Just like Oliveros, Linehan’s goal in Listen Here: This Cavern is transformation. We immerse ourselves together in a shared place of ritual and raised consciousness.
‘In This Cavern we turn inwards, literally and figuratively. Using the texts that we wrote in the creative process, we take the spectator to the living tissue of the innermost of our body, to the lungs, the heart, the digestive system; we feel the microbes and bacteria swarming’, said Linehan. This Cavern is not a claustrophobic place for him, but a warm womb in which life can grow, where mystical realities and myths are nourished; the cavern as a place of inquiry, even about the significance of dance and movement.

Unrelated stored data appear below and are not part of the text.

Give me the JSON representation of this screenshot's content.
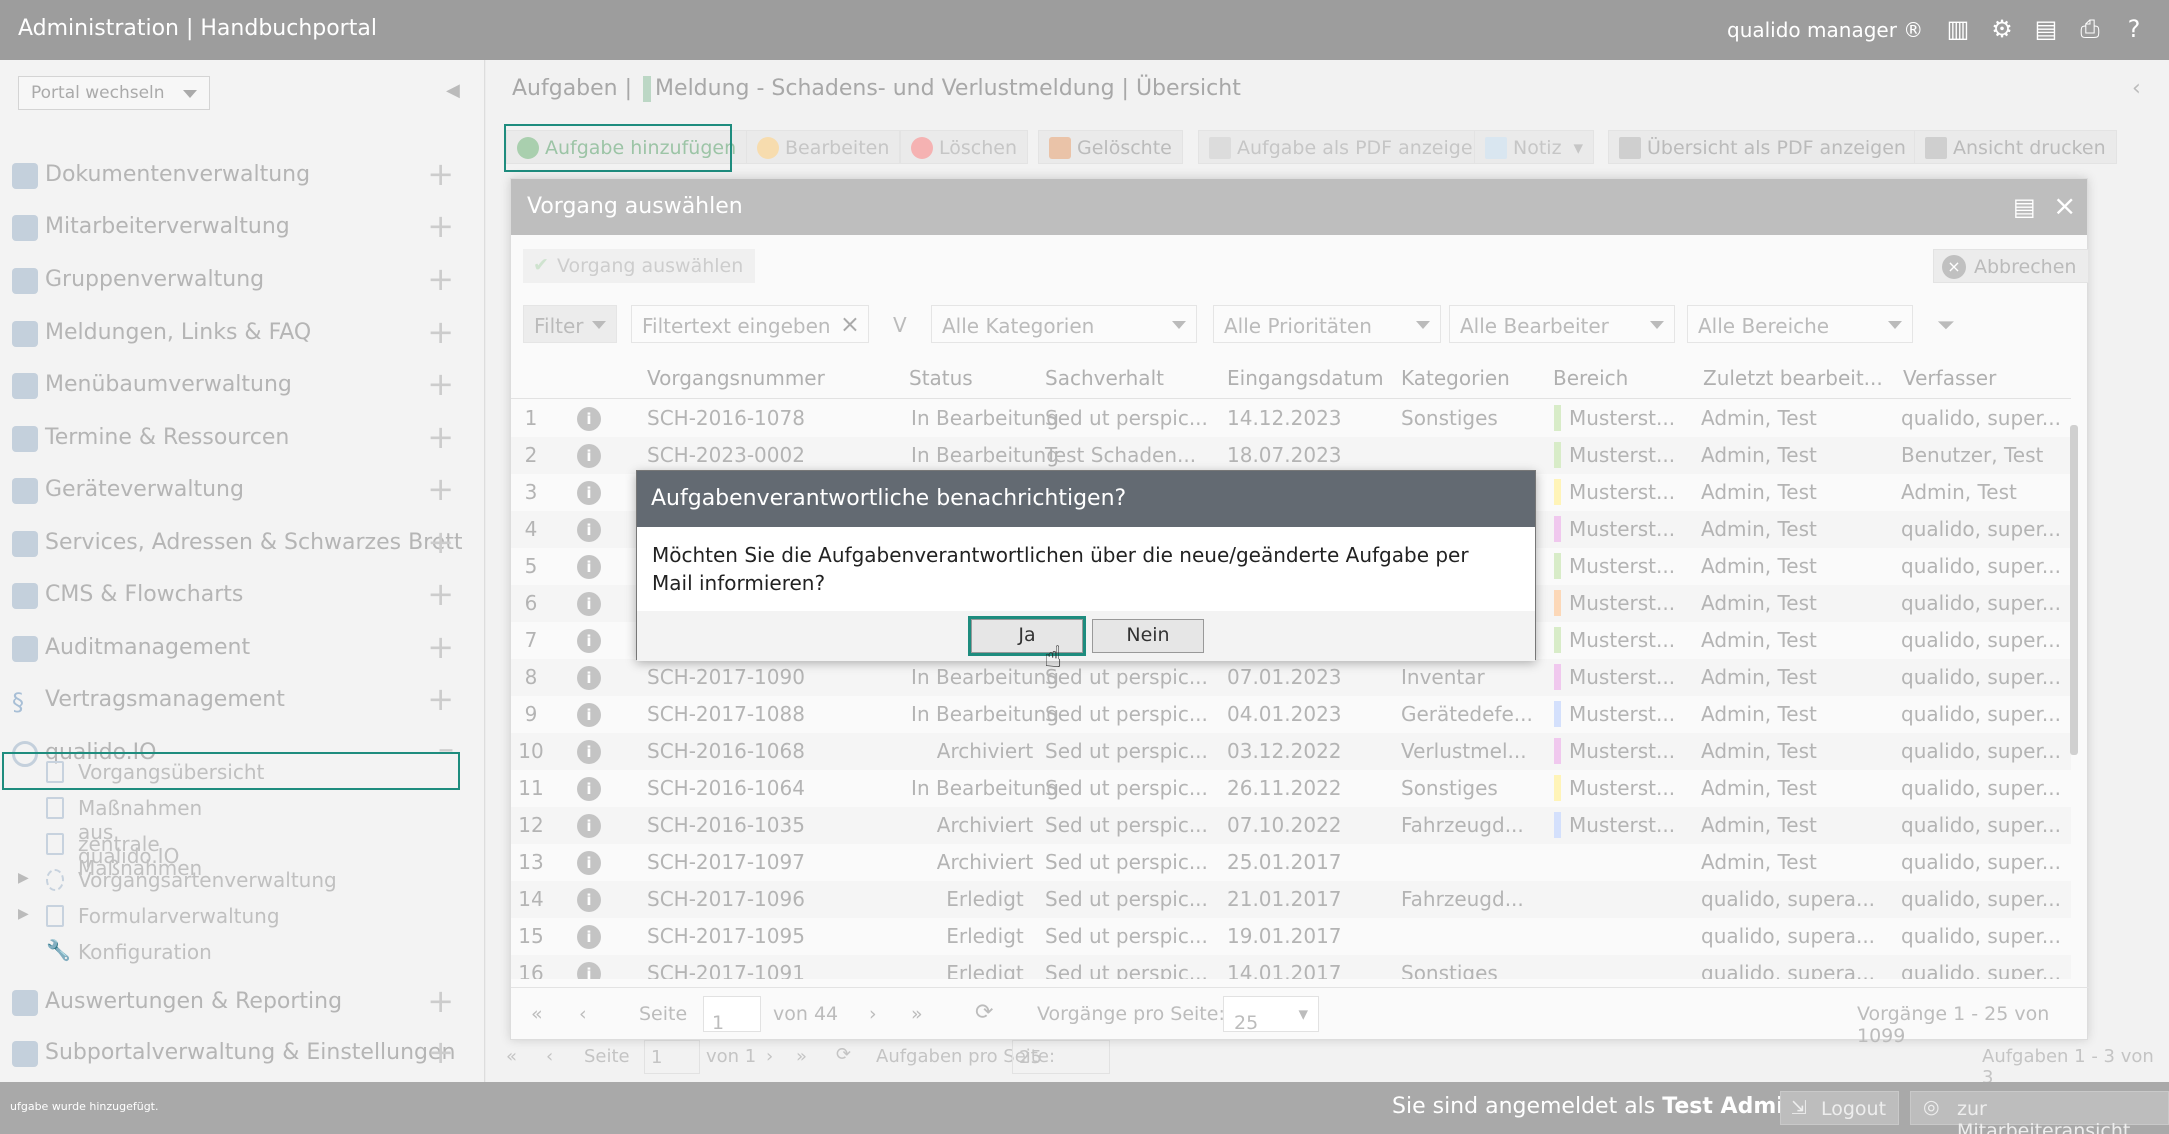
{
  "header": {
    "title": "Administration | Handbuchportal",
    "brand": "qualido manager ®",
    "icons": [
      "barcode-icon",
      "gears-icon",
      "pdf-icon",
      "print-icon",
      "help-icon"
    ]
  },
  "sidebar": {
    "portal_select": "Portal wechseln",
    "items": [
      {
        "label": "Dokumentenverwaltung",
        "icon": "document-icon"
      },
      {
        "label": "Mitarbeiterverwaltung",
        "icon": "users-icon"
      },
      {
        "label": "Gruppenverwaltung",
        "icon": "group-icon"
      },
      {
        "label": "Meldungen, Links & FAQ",
        "icon": "chat-icon"
      },
      {
        "label": "Menübaumverwaltung",
        "icon": "list-icon"
      },
      {
        "label": "Termine & Ressourcen",
        "icon": "calendar-icon"
      },
      {
        "label": "Geräteverwaltung",
        "icon": "device-icon"
      },
      {
        "label": "Services, Adressen & Schwarzes Brett",
        "icon": "address-book-icon"
      },
      {
        "label": "CMS & Flowcharts",
        "icon": "cms-icon"
      },
      {
        "label": "Auditmanagement",
        "icon": "audit-icon"
      },
      {
        "label": "Vertragsmanagement",
        "icon": "paragraph-icon"
      },
      {
        "label": "qualido.IO",
        "icon": "qualido-io-icon"
      }
    ],
    "subitems": [
      {
        "label": "Vorgangsübersicht"
      },
      {
        "label": "Maßnahmen aus qualido.IO"
      },
      {
        "label": "zentrale Maßnahmen"
      },
      {
        "label": "Vorgangsartenverwaltung"
      },
      {
        "label": "Formularverwaltung"
      },
      {
        "label": "Konfiguration"
      }
    ],
    "bottom_items": [
      {
        "label": "Auswertungen & Reporting",
        "icon": "chart-icon"
      },
      {
        "label": "Subportalverwaltung & Einstellungen",
        "icon": "home-icon"
      }
    ]
  },
  "main": {
    "breadcrumb_a": "Aufgaben |",
    "breadcrumb_b": "Meldung - Schadens- und Verlustmeldung | Übersicht",
    "toolbar": [
      "Aufgabe hinzufügen",
      "Bearbeiten",
      "Löschen",
      "Gelöschte",
      "Aufgabe als PDF anzeigen",
      "Notiz",
      "Übersicht als PDF anzeigen",
      "Ansicht drucken"
    ],
    "pager": {
      "seite": "Seite",
      "page": "1",
      "von": "von 1",
      "per_page_label": "Aufgaben pro Seite:",
      "per_page": "25",
      "summary": "Aufgaben 1 - 3 von 3"
    }
  },
  "dialog": {
    "title": "Vorgang auswählen",
    "select_btn": "Vorgang auswählen",
    "cancel_btn": "Abbrechen",
    "filter": {
      "filter_btn": "Filter",
      "placeholder": "Filtertext eingeben",
      "v": "V",
      "kategorien": "Alle Kategorien",
      "prioritaeten": "Alle Prioritäten",
      "bearbeiter": "Alle Bearbeiter",
      "bereiche": "Alle Bereiche"
    },
    "columns": [
      "Vorgangsnummer",
      "Status",
      "Sachverhalt",
      "Eingangsdatum",
      "Kategorien",
      "Bereich",
      "Zuletzt bearbeit...",
      "Verfasser"
    ],
    "rows": [
      {
        "n": "1",
        "nr": "SCH-2016-1078",
        "status": "In Bearbeitung",
        "sach": "Sed ut perspic...",
        "datum": "14.12.2023",
        "kat": "Sonstiges",
        "bereich": "Musterst...",
        "bcolor": "#d8ecc8",
        "zul": "Admin, Test",
        "verf": "qualido, super..."
      },
      {
        "n": "2",
        "nr": "SCH-2023-0002",
        "status": "In Bearbeitung",
        "sach": "Test Schaden...",
        "datum": "18.07.2023",
        "kat": "",
        "bereich": "Musterst...",
        "bcolor": "#d8ecc8",
        "zul": "Admin, Test",
        "verf": "Benutzer, Test"
      },
      {
        "n": "3",
        "nr": "",
        "status": "",
        "sach": "",
        "datum": "",
        "kat": "",
        "bereich": "Musterst...",
        "bcolor": "#fff4b8",
        "zul": "Admin, Test",
        "verf": "Admin, Test"
      },
      {
        "n": "4",
        "nr": "",
        "status": "",
        "sach": "",
        "datum": "",
        "kat": "",
        "bereich": "Musterst...",
        "bcolor": "#f0c8ee",
        "zul": "Admin, Test",
        "verf": "qualido, super..."
      },
      {
        "n": "5",
        "nr": "",
        "status": "",
        "sach": "",
        "datum": "",
        "kat": "",
        "bereich": "Musterst...",
        "bcolor": "#d8ecc8",
        "zul": "Admin, Test",
        "verf": "qualido, super..."
      },
      {
        "n": "6",
        "nr": "",
        "status": "",
        "sach": "",
        "datum": "",
        "kat": "",
        "bereich": "Musterst...",
        "bcolor": "#fcd8b8",
        "zul": "Admin, Test",
        "verf": "qualido, super..."
      },
      {
        "n": "7",
        "nr": "",
        "status": "",
        "sach": "",
        "datum": "",
        "kat": "",
        "bereich": "Musterst...",
        "bcolor": "#d8ecc8",
        "zul": "Admin, Test",
        "verf": "qualido, super..."
      },
      {
        "n": "8",
        "nr": "SCH-2017-1090",
        "status": "In Bearbeitung",
        "sach": "Sed ut perspic...",
        "datum": "07.01.2023",
        "kat": "Inventar",
        "bereich": "Musterst...",
        "bcolor": "#f0c8ee",
        "zul": "Admin, Test",
        "verf": "qualido, super..."
      },
      {
        "n": "9",
        "nr": "SCH-2017-1088",
        "status": "In Bearbeitung",
        "sach": "Sed ut perspic...",
        "datum": "04.01.2023",
        "kat": "Gerätedefe...",
        "bereich": "Musterst...",
        "bcolor": "#d4e0fc",
        "zul": "Admin, Test",
        "verf": "qualido, super..."
      },
      {
        "n": "10",
        "nr": "SCH-2016-1068",
        "status": "Archiviert",
        "sach": "Sed ut perspic...",
        "datum": "03.12.2022",
        "kat": "Verlustmel...",
        "bereich": "Musterst...",
        "bcolor": "#f0c8ee",
        "zul": "Admin, Test",
        "verf": "qualido, super..."
      },
      {
        "n": "11",
        "nr": "SCH-2016-1064",
        "status": "In Bearbeitung",
        "sach": "Sed ut perspic...",
        "datum": "26.11.2022",
        "kat": "Sonstiges",
        "bereich": "Musterst...",
        "bcolor": "#fff4b8",
        "zul": "Admin, Test",
        "verf": "qualido, super..."
      },
      {
        "n": "12",
        "nr": "SCH-2016-1035",
        "status": "Archiviert",
        "sach": "Sed ut perspic...",
        "datum": "07.10.2022",
        "kat": "Fahrzeugd...",
        "bereich": "Musterst...",
        "bcolor": "#d4e0fc",
        "zul": "Admin, Test",
        "verf": "qualido, super..."
      },
      {
        "n": "13",
        "nr": "SCH-2017-1097",
        "status": "Archiviert",
        "sach": "Sed ut perspic...",
        "datum": "25.01.2017",
        "kat": "",
        "bereich": "",
        "bcolor": "",
        "zul": "Admin, Test",
        "verf": "qualido, super..."
      },
      {
        "n": "14",
        "nr": "SCH-2017-1096",
        "status": "Erledigt",
        "sach": "Sed ut perspic...",
        "datum": "21.01.2017",
        "kat": "Fahrzeugd...",
        "bereich": "",
        "bcolor": "",
        "zul": "qualido, supera...",
        "verf": "qualido, super..."
      },
      {
        "n": "15",
        "nr": "SCH-2017-1095",
        "status": "Erledigt",
        "sach": "Sed ut perspic...",
        "datum": "19.01.2017",
        "kat": "",
        "bereich": "",
        "bcolor": "",
        "zul": "qualido, supera...",
        "verf": "qualido, super..."
      },
      {
        "n": "16",
        "nr": "SCH-2017-1091",
        "status": "Erledigt",
        "sach": "Sed ut perspic...",
        "datum": "14.01.2017",
        "kat": "Sonstiges",
        "bereich": "",
        "bcolor": "",
        "zul": "qualido, supera...",
        "verf": "qualido, super..."
      }
    ],
    "pager": {
      "seite": "Seite",
      "page": "1",
      "von": "von 44",
      "per_page_label": "Vorgänge pro Seite:",
      "per_page": "25",
      "summary": "Vorgänge 1 - 25 von 1099"
    }
  },
  "confirm": {
    "title": "Aufgabenverantwortliche benachrichtigen?",
    "body": "Möchten Sie die Aufgabenverantwortlichen über die neue/geänderte Aufgabe per Mail informieren?",
    "yes": "Ja",
    "no": "Nein"
  },
  "status": {
    "message": "ufgabe wurde hinzugefügt.",
    "logged_in_prefix": "Sie sind angemeldet als",
    "user": "Test Admin",
    "logout": "Logout",
    "employee_view": "zur Mitarbeiteransicht"
  },
  "colors": {
    "accent": "#1e8c7e",
    "header": "#9d9d9d",
    "confirm_header": "#636a72"
  }
}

The cave as place for questioning the meaning of dance and movement, among others. Why did our distant ancestors come together to paint animals on the walls? What did their rituals look like? How did they move, what did it mean? From the square of the audience’s benches we find traces of these questions in the performers’ movement material: we see them transform from an amorphous mass into apparitions in an interplay of circles and spirals between heaven and earth.
Circling the spectators at a distance, Linehan himself adopts the role in This Cavern of master of ceremonies, reader and shaman - a guide to a profound experience.